If you were hoping to run additional steps (ex. GoldPath + Tigmint-long + GoldChain), then yes, the easiest thing to do would be to do the dry-run option like @jwcodee mentioned. For example, if I run the command from the provided tests using a dry-run, I get this output:

(goldrush) lcoombe03:tests lcoombe$ goldrush run reads=test_reads G=1e6 t=4 p=goldrush_test -n
goldrush-path  -k 22 -w 16 -t 1000 -u 5 -a 1 -o 0.1 -p goldrush_test_silver_path -i test_reads.fq  -h 3 -j 4 -x10 -P 15 -d 5 -s 1011011110110111101101 -g 1e6 -b 10 -r 0.9 --silver_path -M 5 -m 20000
cat goldrush_test_silver_path_*.fq > goldrush_test_silver_path_all.fq
goldrush-path  -k 22 -w 16 -t 1000 -u 5 -a 1 -o 0.1 -p goldrush_test_golden_path -i goldrush_test_silver_path_all.fq -h 3 -j 4 -P 15 -d 5 -x10 -s 1011011110110111101101 -g 1e6 -b 10  -m 0
echo "Done GoldRush-Path! Golden path can be found in: goldrush_test_golden_path.fa"
rm -f goldrush_test_silver_path_*.fq
echo "Clean Done"
goldrush-edit --minimap2 -t4 goldrush_test_golden_path.fa test_reads.fq goldrush_test_golden_path.goldrush-edit-polished.fa
echo "Done GoldRush-Path + GoldRush-Edit! GoldRush-Edit polished golden path can be found in: goldrush_test_golden_path.goldrush-edit-polished.fa"
tigmint-make tigmint-long draft=goldrush_test_golden_path.goldrush-edit-polished reads=test_reads cut=250 t=4 G=1e6 span=2 dist=500
ln -sf goldrush_test_golden_path.goldrush-edit-polished.cut250.tigmint.fa goldrush_test_golden_path.goldrush-edit-polished.span2.dist500.tigmint.fa
echo "Done GoldRush-Path + GoldRush-Edit + Tigmint-long!
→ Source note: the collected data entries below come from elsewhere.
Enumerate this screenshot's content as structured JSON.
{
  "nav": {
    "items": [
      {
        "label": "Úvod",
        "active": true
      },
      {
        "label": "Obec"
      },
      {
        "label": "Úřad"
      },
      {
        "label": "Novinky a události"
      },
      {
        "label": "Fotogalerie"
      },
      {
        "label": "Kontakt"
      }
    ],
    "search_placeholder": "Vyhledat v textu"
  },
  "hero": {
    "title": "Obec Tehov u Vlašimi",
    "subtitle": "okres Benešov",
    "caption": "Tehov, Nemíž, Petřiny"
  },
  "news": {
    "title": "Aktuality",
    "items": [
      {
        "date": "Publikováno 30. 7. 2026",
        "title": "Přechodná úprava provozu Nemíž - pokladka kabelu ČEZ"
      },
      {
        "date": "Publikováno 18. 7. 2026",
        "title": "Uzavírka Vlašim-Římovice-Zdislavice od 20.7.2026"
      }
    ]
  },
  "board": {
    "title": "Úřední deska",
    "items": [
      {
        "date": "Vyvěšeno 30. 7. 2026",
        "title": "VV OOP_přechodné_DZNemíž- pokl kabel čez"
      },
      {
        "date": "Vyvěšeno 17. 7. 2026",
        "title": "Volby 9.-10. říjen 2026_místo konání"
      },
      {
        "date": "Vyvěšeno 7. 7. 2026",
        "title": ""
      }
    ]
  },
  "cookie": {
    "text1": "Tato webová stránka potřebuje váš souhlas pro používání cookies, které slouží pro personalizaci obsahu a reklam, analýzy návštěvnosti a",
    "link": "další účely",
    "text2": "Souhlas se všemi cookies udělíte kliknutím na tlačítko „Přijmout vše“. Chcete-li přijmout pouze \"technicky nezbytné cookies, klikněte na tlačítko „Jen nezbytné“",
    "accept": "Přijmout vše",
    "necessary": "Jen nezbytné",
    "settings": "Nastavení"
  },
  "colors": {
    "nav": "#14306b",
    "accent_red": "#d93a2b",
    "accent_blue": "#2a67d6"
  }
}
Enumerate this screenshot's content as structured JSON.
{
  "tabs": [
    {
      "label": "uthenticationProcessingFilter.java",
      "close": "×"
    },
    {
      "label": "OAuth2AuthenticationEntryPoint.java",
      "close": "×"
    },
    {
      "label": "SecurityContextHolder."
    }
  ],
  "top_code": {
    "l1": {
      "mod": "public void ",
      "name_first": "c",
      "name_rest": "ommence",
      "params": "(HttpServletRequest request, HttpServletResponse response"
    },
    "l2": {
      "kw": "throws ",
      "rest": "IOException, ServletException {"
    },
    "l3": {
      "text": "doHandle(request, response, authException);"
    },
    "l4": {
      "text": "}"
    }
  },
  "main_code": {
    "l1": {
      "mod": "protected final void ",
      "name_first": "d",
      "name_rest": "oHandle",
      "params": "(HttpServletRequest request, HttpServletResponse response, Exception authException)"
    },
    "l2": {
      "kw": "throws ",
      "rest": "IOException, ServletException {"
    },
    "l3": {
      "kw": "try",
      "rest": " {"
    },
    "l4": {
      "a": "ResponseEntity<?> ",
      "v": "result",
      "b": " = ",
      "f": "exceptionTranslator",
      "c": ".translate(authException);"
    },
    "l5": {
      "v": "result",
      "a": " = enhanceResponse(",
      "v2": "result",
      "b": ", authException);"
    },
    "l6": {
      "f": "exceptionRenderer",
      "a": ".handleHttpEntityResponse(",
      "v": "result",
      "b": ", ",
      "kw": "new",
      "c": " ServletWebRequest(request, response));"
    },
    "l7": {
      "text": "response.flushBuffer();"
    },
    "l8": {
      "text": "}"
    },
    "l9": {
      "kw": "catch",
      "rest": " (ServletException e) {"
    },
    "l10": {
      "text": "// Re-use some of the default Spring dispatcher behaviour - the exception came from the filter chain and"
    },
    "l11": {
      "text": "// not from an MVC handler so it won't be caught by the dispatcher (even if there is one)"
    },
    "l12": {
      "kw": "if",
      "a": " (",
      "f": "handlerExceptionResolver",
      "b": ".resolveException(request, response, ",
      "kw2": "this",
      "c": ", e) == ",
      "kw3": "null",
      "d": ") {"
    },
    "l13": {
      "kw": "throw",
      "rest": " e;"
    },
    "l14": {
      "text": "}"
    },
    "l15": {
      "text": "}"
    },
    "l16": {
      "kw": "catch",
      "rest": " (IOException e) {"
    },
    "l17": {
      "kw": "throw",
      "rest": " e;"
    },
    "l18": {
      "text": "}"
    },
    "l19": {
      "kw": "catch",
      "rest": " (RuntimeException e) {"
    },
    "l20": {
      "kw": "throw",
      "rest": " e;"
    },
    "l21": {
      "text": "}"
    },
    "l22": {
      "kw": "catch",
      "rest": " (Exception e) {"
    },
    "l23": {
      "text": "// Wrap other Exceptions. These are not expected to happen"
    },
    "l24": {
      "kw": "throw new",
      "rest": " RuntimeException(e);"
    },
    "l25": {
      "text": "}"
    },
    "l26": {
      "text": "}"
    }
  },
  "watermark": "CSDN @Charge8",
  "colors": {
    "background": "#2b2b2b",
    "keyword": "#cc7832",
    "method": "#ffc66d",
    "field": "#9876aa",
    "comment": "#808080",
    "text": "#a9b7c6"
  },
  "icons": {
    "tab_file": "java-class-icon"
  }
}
Post-Tigmint-long golden path can be found in: goldrush_test_golden_path.goldrush-edit-polished.span2.dist500.tigmint.fa"
ntLink_rounds run_rounds_gaps target=goldrush_test_golden_path.goldrush-edit-polished.span2.dist500.tigmint.fa t=4 k=40 w=250 z=1000 rounds=5 reads=test_reads.fq
ntLink_rounds clean target=goldrush_test_golden_path.goldrush-edit-polished.span2.dist500.tigmint.fa t=4 k=40 w=250 z=1000 rounds=5 reads=test_reads.fq
ln -sf goldrush_test_golden_path.goldrush-edit-polished.span2.dist500.tigmint.fa.k40.w250.z1000.ntLink.gap_fill.5rounds.fa goldrush_test_golden_path.goldrush-edit-polished.span2.dist500.tigmint.fa.k40.w250.ntLink-5rounds.fa
echo "Done GoldRush-Path + GoldRush-Edit + Tigmint-long + 5 ntLink rounds! Your final assembly can be found in: goldrush_test_golden_path.goldrush-edit-polished.span2.dist500.tigmint.fa.k40.w250.ntLink-5rounds.fa"

In order to start at the GoldPolish/GoldRush-Edit stage, you could soft-link your existing assembly to the name goldrush_test_golden_path.fa in your current working directory. Then, if you launch the same command again, then the pipeline should start from after the golden path stage.

Let us know if you have any further questions - thank you for your interest in GoldRush! Lauren

Sgakeson commented 1 year ago

Thank you both very much! I'll start testing these functionalities out.